The first step is for security and IT teams to be able to visualize their entire hybrid network (both on-premise and in clouds), the connectivity of critical business applications, and their security and risk status in a single pane of glass.  This is done using an automation solution which discovers that all data flows associated with every application, and the security rules and policies that support them, giving the teams a holistic overview of what’s really happening across the entire network.

This view enables the teams to proactively assess and identify any potential security or compliance risks, based on knowing where data is flowing from and to, what it is being used for and what it is doing. If organizations don’t have this information about their data, or have blind spots on their network, they simply can’t secure it effectively.

Automating changes

Based on the live map of the network, applications and their data flows, teams can then start to use the automation solution to exert control over the network and handle changes demanded to support and enable the business.  The automation solution is able to compare planned changes against existing, defined legitimate business connectivity. If the changes are in line with what is defined as acceptable use, then they can proceed with the automation solution handling all of the updates and adjustments to the relevant network security controls (which can number in the hundreds), without the need for labor-intensive, error prone manual processes.

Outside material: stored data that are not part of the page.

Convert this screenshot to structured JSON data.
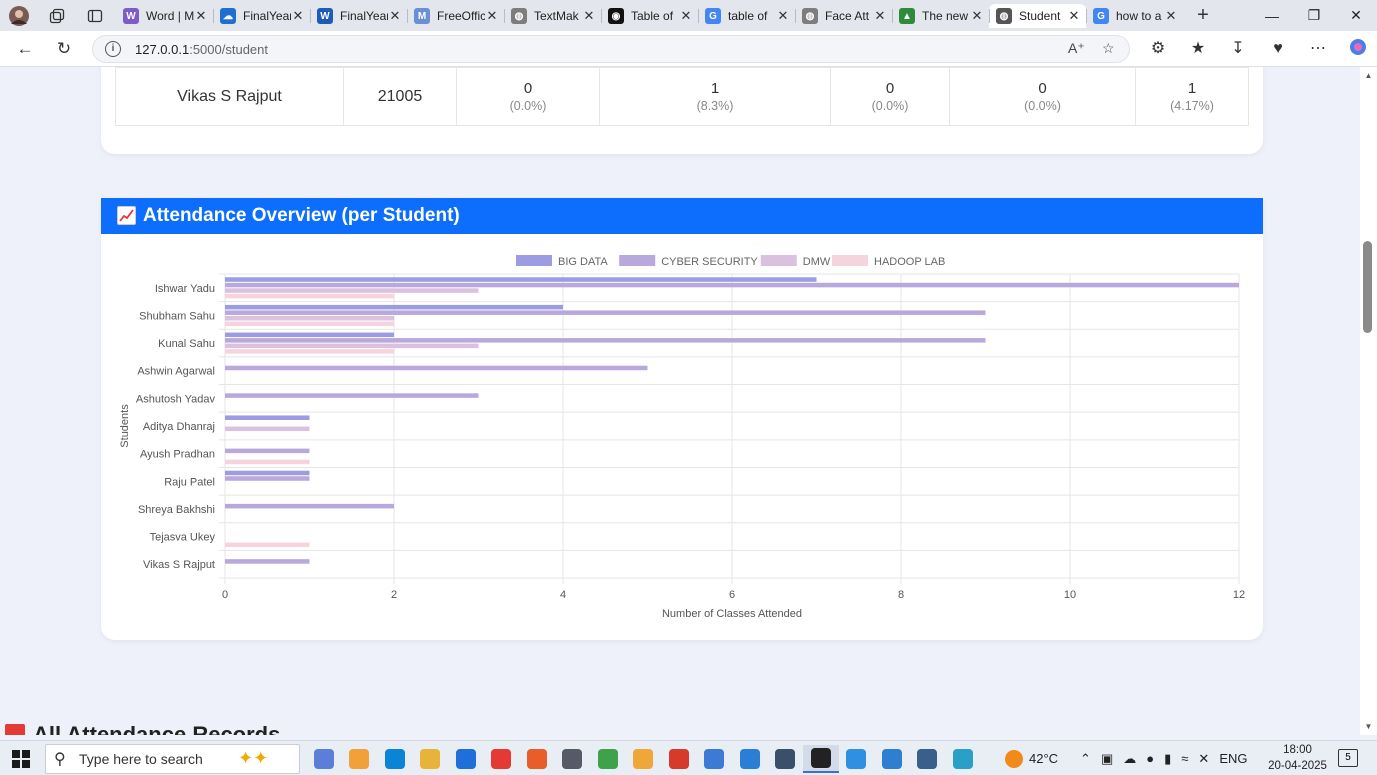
{
  "browser": {
    "tabs": [
      {
        "title": "Word | M",
        "color": "#7b5cc9",
        "glyph": "W",
        "active": false
      },
      {
        "title": "FinalYear",
        "color": "#1f6fd1",
        "glyph": "☁",
        "active": false
      },
      {
        "title": "FinalYear",
        "color": "#1e5bb8",
        "glyph": "W",
        "active": false
      },
      {
        "title": "FreeOffic",
        "color": "#6a8fd6",
        "glyph": "M",
        "active": false
      },
      {
        "title": "TextMak",
        "color": "#7d7d7d",
        "glyph": "◍",
        "active": false
      },
      {
        "title": "Table of",
        "color": "#111111",
        "glyph": "◉",
        "active": false
      },
      {
        "title": "table of",
        "color": "#4285f4",
        "glyph": "G",
        "active": false
      },
      {
        "title": "Face Att",
        "color": "#7d7d7d",
        "glyph": "◍",
        "active": false
      },
      {
        "title": "The new",
        "color": "#2e8b3c",
        "glyph": "▲",
        "active": false
      },
      {
        "title": "Student",
        "color": "#555555",
        "glyph": "◍",
        "active": true
      },
      {
        "title": "how to a",
        "color": "#4285f4",
        "glyph": "G",
        "active": false
      }
    ],
    "url_host": "127.0.0.1",
    "url_path": ":5000/student"
  },
  "summary_row": {
    "name": "Vikas S Rajput",
    "roll": "21005",
    "cells": [
      {
        "count": "0",
        "pct": "(0.0%)"
      },
      {
        "count": "1",
        "pct": "(8.3%)"
      },
      {
        "count": "0",
        "pct": "(0.0%)"
      },
      {
        "count": "0",
        "pct": "(0.0%)"
      },
      {
        "count": "1",
        "pct": "(4.17%)"
      }
    ]
  },
  "chart_card": {
    "title": "Attendance Overview (per Student)"
  },
  "chart_data": {
    "type": "bar",
    "orientation": "horizontal",
    "categories": [
      "Ishwar Yadu",
      "Shubham Sahu",
      "Kunal Sahu",
      "Ashwin Agarwal",
      "Ashutosh Yadav",
      "Aditya Dhanraj",
      "Ayush Pradhan",
      "Raju Patel",
      "Shreya Bakhshi",
      "Tejasva Ukey",
      "Vikas S Rajput"
    ],
    "series": [
      {
        "name": "BIG DATA",
        "color": "#9c9ce2",
        "values": [
          7,
          4,
          2,
          0,
          0,
          1,
          0,
          1,
          0,
          0,
          0
        ]
      },
      {
        "name": "CYBER SECURITY",
        "color": "#b9a8dc",
        "values": [
          12,
          9,
          9,
          5,
          3,
          0,
          1,
          1,
          2,
          0,
          1
        ]
      },
      {
        "name": "DMW",
        "color": "#dcc0e0",
        "values": [
          3,
          2,
          3,
          0,
          0,
          1,
          0,
          0,
          0,
          0,
          0
        ]
      },
      {
        "name": "HADOOP LAB",
        "color": "#f6d4de",
        "values": [
          2,
          2,
          2,
          0,
          0,
          0,
          1,
          0,
          0,
          1,
          0
        ]
      }
    ],
    "xlabel": "Number of Classes Attended",
    "ylabel": "Students",
    "xlim": [
      0,
      12
    ],
    "xticks": [
      0,
      2,
      4,
      6,
      8,
      10,
      12
    ],
    "grid": true,
    "legend_position": "top"
  },
  "next_section": {
    "title": "All Attendance Records"
  },
  "taskbar": {
    "search_placeholder": "Type here to search",
    "apps": [
      "#5b7fd9",
      "#f2a03a",
      "#0a84d6",
      "#e8b339",
      "#1e6fd9",
      "#e53935",
      "#e85d2a",
      "#555b66",
      "#3fa24a",
      "#f0a73a",
      "#d63a2a",
      "#3b7bd6",
      "#2a7fd4",
      "#3a4f6a",
      "#222222",
      "#2f8fe0",
      "#2f7fd0",
      "#3a5f8a",
      "#2aa0c8"
    ],
    "active_app_index": 14,
    "weather": "42°C",
    "language": "ENG",
    "time": "18:00",
    "date": "20-04-2025",
    "notifications": "5"
  }
}
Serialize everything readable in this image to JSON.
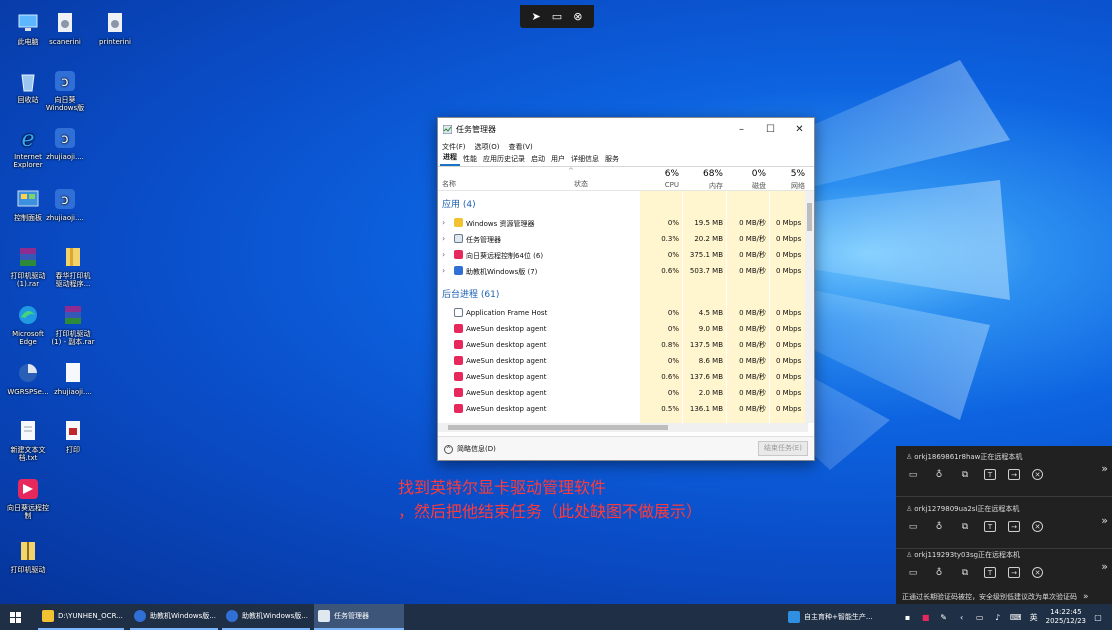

This not only maintains and enforces security without introducing risks, it also ensures compliance.  The right automation solution will provide out-of-the-box GDPR compliance support, enabling users to generate automated reports for all relevant network and data security elements, making it easy to get a real-time, accurate picture of the organization’s compliance stance and identify and close any gaps.

Continuous compliance and security

And as data is continually moving and the network evolving according to business needs, both need continuous monitoring. This is where visibility and automation come into their own. The only way to know if there is a problem is by monitoring the entire infrastructure, all the time. This helps to ensure continual security and compliance, with the solution flagging any exceptions so that they can be corrected immediately, with all changes fully documented for later review and auditing by internal parties or external regulators.

Events like the COVID-19 pandemic are once-in-a-generation occurrences, but that doesn’t mean that organizations’ security and compliance processes should be derailed by them.  By automating their security and compliance processes, they can ensure that their business isn’t exposed to risk at any time – even when the next black swan spreads its wings.